這有着拍馬屁嫌疑的話把陳宮樂的哈哈大笑,捋着胡須神情惬意的說道:“星辰,此生有你,我輩不孤啊。你有這份心就好,我陳公台心領了。我還沒有想好下一步的去處,家裏又不是呂老先生那樣的富戶,哪裏受得了你那麽多人到家裏吃吃喝喝?曹孟德立志讨伐董卓,此乃周濟天下蒼生的大事情,若能在這樣的事情裏盡一份力,那自然是光宗耀祖的功績。但道不同爲師不能前去已是德行落了下乘,若在爲了這私人恩怨不讓你去,那就是大罪孽了。”
曹操哪裏想到認死理的陳宮還能有如此變通的時候?剛才聽到喬明要随他而去的時候,曹操本來都絕望了,現在陳宮這麽一說,曹操自然是驚喜異常,面露的興奮與狂喜。
陳宮轉而對曹操異常嚴肅的說道:“曹孟德,你家事、能量、才學都優于我,性子又比我活泛,所以相比于我,你必然會給喬明帶來更大的助力。再加上現在你要謀劃的正是爲了天下蒼生的大事,缺少人才,雖然我陳公台非常不齒你之爲人,但是我畢竟也不是心胸狹窄之輩。”
“曹孟德,星辰的才學、能力你我都是有目共睹的,若稍加曆練定是國之棟梁。今日我把他托付于你,自然是希望你對他的成長帶來助力的,我希望你善待于他,讓他快速成長,好早日爲百姓做些好事。曹孟德,若您你我之恩怨,懷私心加害于星辰,我陳公台他日就是化作厲鬼定不會繞你。”
“謝公台兄高義!我自當......”曹操聽到陳宮的說辭後,格外的慚愧,本想說些什麽,但有些話終究沒有說出口,唯有連連拱手,對陳宮這一身的浩然正氣無限敬仰感懷,在一旁的喬明也是頗爲感動。
“星辰,平心而論曹孟德的才學能力皆勝于我。我雖不齒他的爲人,但不可否認這正乃亂世生存之道。現在我讓你跟從于他,你切不可因爲我對他的評價而失去敬畏之心,反而應當以老師之禮待之。勤勤懇懇本本分分爲人做事,切不可輕浮孟浪,爲周濟天下蒼生,匡扶朝廷社稷,盡一份自己的力。”陳宮雖然話說的嚴厲,但其中滿滿的關心與回護喬明豈會品不出來?話未說完,喬明的眼睛便有些濕意了。

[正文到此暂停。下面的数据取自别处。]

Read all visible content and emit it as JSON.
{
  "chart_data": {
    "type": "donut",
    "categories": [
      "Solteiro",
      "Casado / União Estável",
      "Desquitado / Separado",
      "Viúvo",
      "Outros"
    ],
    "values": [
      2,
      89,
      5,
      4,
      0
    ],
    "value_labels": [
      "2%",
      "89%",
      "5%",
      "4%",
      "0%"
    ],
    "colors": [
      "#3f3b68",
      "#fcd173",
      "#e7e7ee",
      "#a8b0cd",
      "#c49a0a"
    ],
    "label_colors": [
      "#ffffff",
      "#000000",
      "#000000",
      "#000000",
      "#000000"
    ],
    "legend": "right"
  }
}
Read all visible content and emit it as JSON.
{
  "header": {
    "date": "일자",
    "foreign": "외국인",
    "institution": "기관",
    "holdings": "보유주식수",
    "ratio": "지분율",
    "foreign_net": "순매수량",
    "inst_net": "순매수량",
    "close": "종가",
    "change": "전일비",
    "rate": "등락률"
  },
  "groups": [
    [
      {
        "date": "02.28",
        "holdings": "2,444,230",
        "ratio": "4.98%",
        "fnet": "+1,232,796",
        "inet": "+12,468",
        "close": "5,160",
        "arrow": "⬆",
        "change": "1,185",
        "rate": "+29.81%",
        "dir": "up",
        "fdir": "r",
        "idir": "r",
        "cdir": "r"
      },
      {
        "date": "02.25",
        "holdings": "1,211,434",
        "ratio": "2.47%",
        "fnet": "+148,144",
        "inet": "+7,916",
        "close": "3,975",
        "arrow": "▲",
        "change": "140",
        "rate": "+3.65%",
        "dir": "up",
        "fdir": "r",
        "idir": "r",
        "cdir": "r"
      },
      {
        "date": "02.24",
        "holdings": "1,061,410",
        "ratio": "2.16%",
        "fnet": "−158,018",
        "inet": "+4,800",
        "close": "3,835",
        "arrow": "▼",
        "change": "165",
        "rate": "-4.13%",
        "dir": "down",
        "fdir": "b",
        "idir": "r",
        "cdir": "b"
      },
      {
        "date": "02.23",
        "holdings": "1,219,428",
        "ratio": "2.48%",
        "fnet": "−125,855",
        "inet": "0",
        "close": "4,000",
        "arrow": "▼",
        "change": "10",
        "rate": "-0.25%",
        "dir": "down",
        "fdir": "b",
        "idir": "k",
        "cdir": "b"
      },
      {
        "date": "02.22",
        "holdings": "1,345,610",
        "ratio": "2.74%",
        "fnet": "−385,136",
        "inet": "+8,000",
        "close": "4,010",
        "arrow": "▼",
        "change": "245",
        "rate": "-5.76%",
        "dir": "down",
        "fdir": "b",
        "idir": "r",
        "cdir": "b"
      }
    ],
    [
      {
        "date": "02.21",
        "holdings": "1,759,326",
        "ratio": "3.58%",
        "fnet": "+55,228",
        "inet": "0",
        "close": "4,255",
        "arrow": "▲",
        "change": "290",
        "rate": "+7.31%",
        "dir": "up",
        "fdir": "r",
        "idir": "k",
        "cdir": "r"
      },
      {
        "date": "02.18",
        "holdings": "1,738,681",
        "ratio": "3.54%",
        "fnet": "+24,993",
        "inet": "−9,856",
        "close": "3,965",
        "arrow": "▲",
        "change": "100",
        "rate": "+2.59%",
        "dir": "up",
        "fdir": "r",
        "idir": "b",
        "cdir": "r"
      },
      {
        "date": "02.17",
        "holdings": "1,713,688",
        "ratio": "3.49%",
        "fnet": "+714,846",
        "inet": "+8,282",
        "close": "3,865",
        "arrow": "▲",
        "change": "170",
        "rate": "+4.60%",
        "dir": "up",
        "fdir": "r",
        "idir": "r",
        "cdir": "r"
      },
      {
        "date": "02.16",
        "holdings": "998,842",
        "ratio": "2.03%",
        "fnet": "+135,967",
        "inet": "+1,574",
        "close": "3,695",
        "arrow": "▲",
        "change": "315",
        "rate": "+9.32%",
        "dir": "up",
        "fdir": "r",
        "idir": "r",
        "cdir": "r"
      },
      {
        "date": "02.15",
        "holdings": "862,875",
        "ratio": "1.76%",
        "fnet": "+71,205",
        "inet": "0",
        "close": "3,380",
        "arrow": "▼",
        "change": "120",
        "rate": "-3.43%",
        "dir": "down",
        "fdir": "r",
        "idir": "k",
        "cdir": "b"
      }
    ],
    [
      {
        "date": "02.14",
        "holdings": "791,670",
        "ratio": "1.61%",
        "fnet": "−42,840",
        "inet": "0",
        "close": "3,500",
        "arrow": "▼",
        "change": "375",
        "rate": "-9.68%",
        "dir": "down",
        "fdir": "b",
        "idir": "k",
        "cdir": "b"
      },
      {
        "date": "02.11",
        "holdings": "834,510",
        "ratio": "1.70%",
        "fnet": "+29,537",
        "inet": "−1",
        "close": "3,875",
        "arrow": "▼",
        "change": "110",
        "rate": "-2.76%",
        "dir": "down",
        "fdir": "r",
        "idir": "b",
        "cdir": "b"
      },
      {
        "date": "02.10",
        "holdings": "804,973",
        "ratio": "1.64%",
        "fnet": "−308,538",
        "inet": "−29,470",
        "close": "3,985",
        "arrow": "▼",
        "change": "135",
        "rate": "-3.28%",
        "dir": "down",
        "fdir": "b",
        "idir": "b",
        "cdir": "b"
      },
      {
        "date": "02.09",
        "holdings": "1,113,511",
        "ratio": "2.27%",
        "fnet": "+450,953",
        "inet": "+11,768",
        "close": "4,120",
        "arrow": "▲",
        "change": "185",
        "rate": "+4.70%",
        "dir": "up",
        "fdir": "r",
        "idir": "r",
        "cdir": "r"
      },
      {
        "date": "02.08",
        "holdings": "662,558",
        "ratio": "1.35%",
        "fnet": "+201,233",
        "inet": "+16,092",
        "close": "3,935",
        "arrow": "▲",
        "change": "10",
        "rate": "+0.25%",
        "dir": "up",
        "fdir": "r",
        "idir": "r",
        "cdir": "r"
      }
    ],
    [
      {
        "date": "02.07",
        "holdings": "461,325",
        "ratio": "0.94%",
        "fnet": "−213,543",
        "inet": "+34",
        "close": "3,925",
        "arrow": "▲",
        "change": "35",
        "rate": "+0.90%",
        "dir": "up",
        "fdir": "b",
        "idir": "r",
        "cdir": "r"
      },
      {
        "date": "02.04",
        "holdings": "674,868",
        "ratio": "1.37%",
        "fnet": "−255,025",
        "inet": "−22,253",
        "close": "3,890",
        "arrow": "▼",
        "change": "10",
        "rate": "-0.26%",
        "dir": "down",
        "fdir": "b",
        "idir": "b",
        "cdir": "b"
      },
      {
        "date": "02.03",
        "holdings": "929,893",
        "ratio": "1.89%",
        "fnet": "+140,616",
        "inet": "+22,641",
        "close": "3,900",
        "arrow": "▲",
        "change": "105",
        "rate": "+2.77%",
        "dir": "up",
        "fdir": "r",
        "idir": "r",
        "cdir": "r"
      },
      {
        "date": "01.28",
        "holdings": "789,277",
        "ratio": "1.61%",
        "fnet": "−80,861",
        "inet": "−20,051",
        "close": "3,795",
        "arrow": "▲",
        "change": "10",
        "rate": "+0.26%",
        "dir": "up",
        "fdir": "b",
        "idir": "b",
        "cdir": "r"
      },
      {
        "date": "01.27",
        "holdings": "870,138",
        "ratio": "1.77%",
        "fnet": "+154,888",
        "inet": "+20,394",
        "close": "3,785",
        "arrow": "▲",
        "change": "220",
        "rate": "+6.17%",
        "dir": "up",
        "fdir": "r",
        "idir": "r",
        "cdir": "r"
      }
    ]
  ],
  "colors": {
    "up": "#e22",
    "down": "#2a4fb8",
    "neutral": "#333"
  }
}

陳宮看到喬明神情激蕩,眼中隐隐的已有淚光,便微微一笑說道:“星辰,男兒有淚不輕彈,若因分别便灑淚,那也實在太讓人瞧不起了。今日此地一别,望他日星辰光彩熠熠,更加奪目!”
“先......生............”聽到陳宮飽含深情的說道這裏,喬明終于控制不住自己的情緒。勉強叫了一聲“先生”後,便泣不成聲了。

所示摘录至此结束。